In its midterm report on the Seventh Five-Year Airport Rationalization Plan (for the years 1996-2000), the Airport Council asserted that an offshore location was the "premise" for the construction of a third airport serving the Tokyo metropolitan area, supplementing the existing facilities at Narita and Haneda.

The megafloat concept calls for anchoring offshore buoyant structures resembling giant ships and using them as platforms for the construction of airports, waste disposal sites, recreational centers, or other space-consuming facilities. Proponents cite a number of advantages: Megafloats are earthquake resistant, can be built quickly, have a minimal environmental impact, and are cheap relative to the cost of reclaiming deeply submerged and thus unstable land.

With the backing of the Ministry of Transport 17 ship- building and steel companies established a research consortium in April to begin exploring the possibilities of megafloat technology.

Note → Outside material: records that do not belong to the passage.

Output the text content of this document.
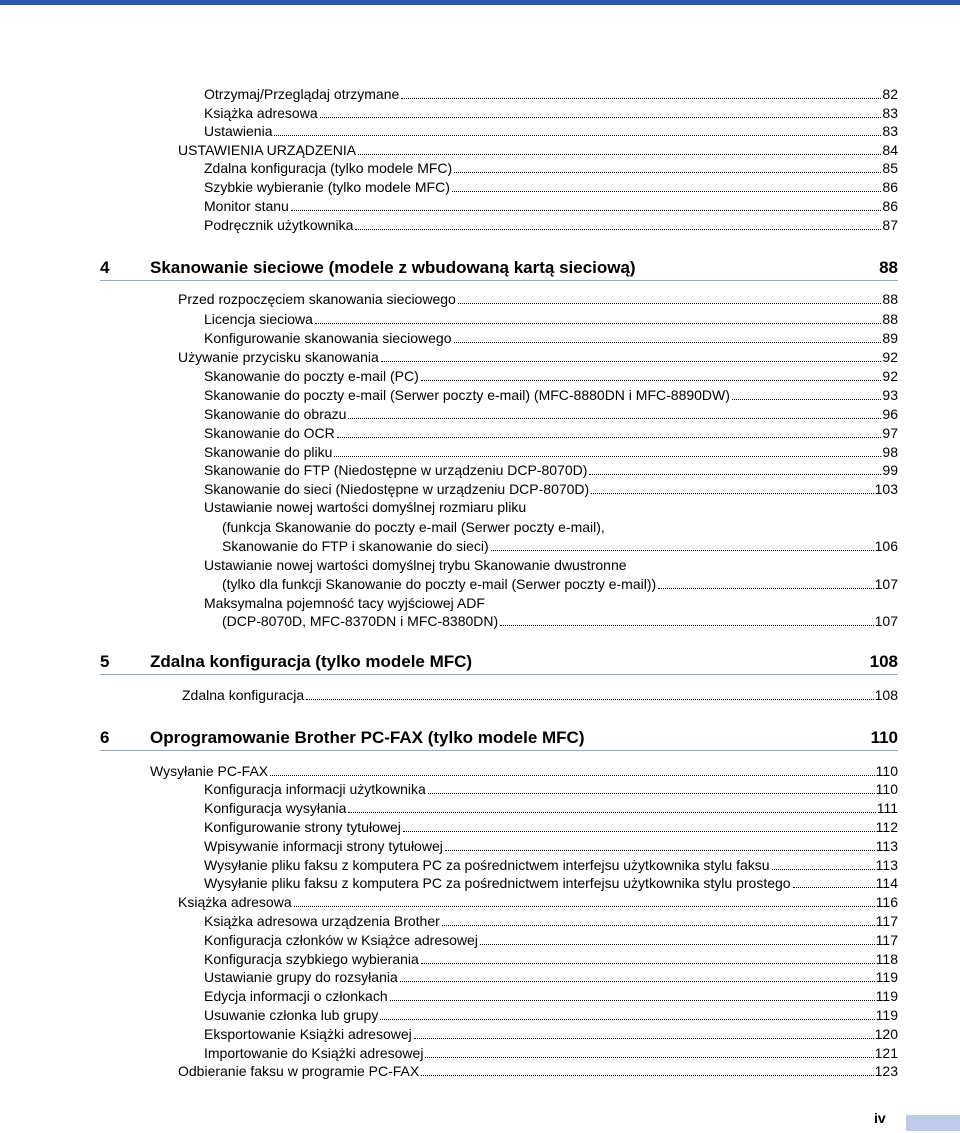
Otrzymaj/Przeglądaj otrzymane	82
Książka adresowa	83
Ustawienia	83
USTAWIENIA URZĄDZENIA	84
Zdalna konfiguracja (tylko modele MFC)	85
Szybkie wybieranie (tylko modele MFC)	86
Monitor stanu	86
Podręcznik użytkownika	87
4 Skanowanie sieciowe (modele z wbudowaną kartą sieciową)	88
Przed rozpoczęciem skanowania sieciowego	88
Licencja sieciowa	88
Konfigurowanie skanowania sieciowego	89
Używanie przycisku skanowania	92
Skanowanie do poczty e-mail (PC)	92
Skanowanie do poczty e-mail (Serwer poczty e-mail) (MFC-8880DN i MFC-8890DW)	93
Skanowanie do obrazu	96
Skanowanie do OCR	97
Skanowanie do pliku	98
Skanowanie do FTP (Niedostępne w urządzeniu DCP-8070D)	99
Skanowanie do sieci (Niedostępne w urządzeniu DCP-8070D)	103
Ustawianie nowej wartości domyślnej rozmiaru pliku
(funkcja Skanowanie do poczty e-mail (Serwer poczty e-mail),
Skanowanie do FTP i skanowanie do sieci)	106
Ustawianie nowej wartości domyślnej trybu Skanowanie dwustronne
(tylko dla funkcji Skanowanie do poczty e-mail (Serwer poczty e-mail))	107
Maksymalna pojemność tacy wyjściowej ADF
(DCP-8070D, MFC-8370DN i MFC-8380DN)	107
5 Zdalna konfiguracja (tylko modele MFC)	108
Zdalna konfiguracja	108
6 Oprogramowanie Brother PC-FAX (tylko modele MFC)	110
Wysyłanie PC-FAX	110
Konfiguracja informacji użytkownika	110
Konfiguracja wysyłania	111
Konfigurowanie strony tytułowej	112
Wpisywanie informacji strony tytułowej	113
Wysyłanie pliku faksu z komputera PC za pośrednictwem interfejsu użytkownika stylu faksu	113
Wysyłanie pliku faksu z komputera PC za pośrednictwem interfejsu użytkownika stylu prostego	114
Książka adresowa	116
Książka adresowa urządzenia Brother	117
Konfiguracja członków w Książce adresowej	117
Konfiguracja szybkiego wybierania	118
Ustawianie grupy do rozsyłania	119
Edycja informacji o członkach	119
Usuwanie członka lub grupy	119
Eksportowanie Książki adresowej	120
Importowanie do Książki adresowej	121
Odbieranie faksu w programie PC-FAX	123
iv
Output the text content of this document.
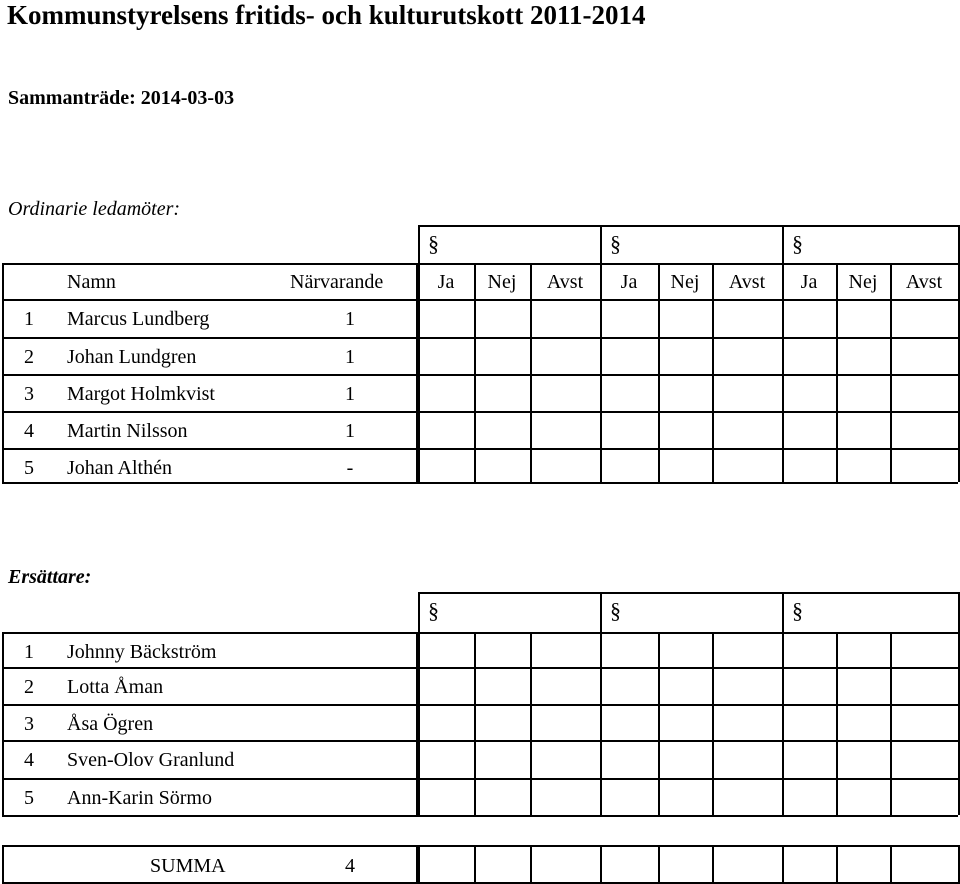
Kommunstyrelsens fritids- och kulturutskott 2011-2014
Sammanträde: 2014-03-03
Ordinarie ledamöter:
§	§	§
Namn	Närvarande	Ja	Nej	Avst	Ja	Nej	Avst	Ja	Nej	Avst
1 Marcus Lundberg	1
2 Johan Lundgren	1
3 Margot Holmkvist	1
4 Martin Nilsson	1
5 Johan Althén	-
Ersättare:
§	§	§
1 Johnny Bäckström
2 Lotta Åman
3 Åsa Ögren
4 Sven-Olov Granlund
5 Ann-Karin Sörmo
SUMMA	4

The consortium plans to invest 7.5 billion yen in order to carry out a full-scale megafloat demonstration running through fiscal 1997.

In the first round, scheduled for November, four buoyant structures made of steel (100 meters long, 20 meters wide, 2 meters deep) will be launched into Tokyo Bay from Yokosuka, Kanagawa Prefecture, and consequently welded together to form a single unit. Five more structures will be added in this manner in the summer of 1996, and in-depth studies will be conducted to determine the resulting platform's stability, the extent to which it rusts, and its impact on marine ecology.

Numerous questions must be answered before megafloats can be used to build a large-scale airport. These include how the steel in the platforms will affect air traffic control and aircraft instruments and how slight rocking of floating runways will complicate take-offs and landings. Nevertheless, the members of the research alliance are confident that megafloats represent an approach to construction that is extremely suitable for an island country such as Japan and are pushing ahead with their efforts to develop the concept.

(The above article, edited by Japan Echo Inc., is based on domestic Japanese news sources. It is offered for reference purposes and does not necessarily represent the policy or views of the Japanese Government.)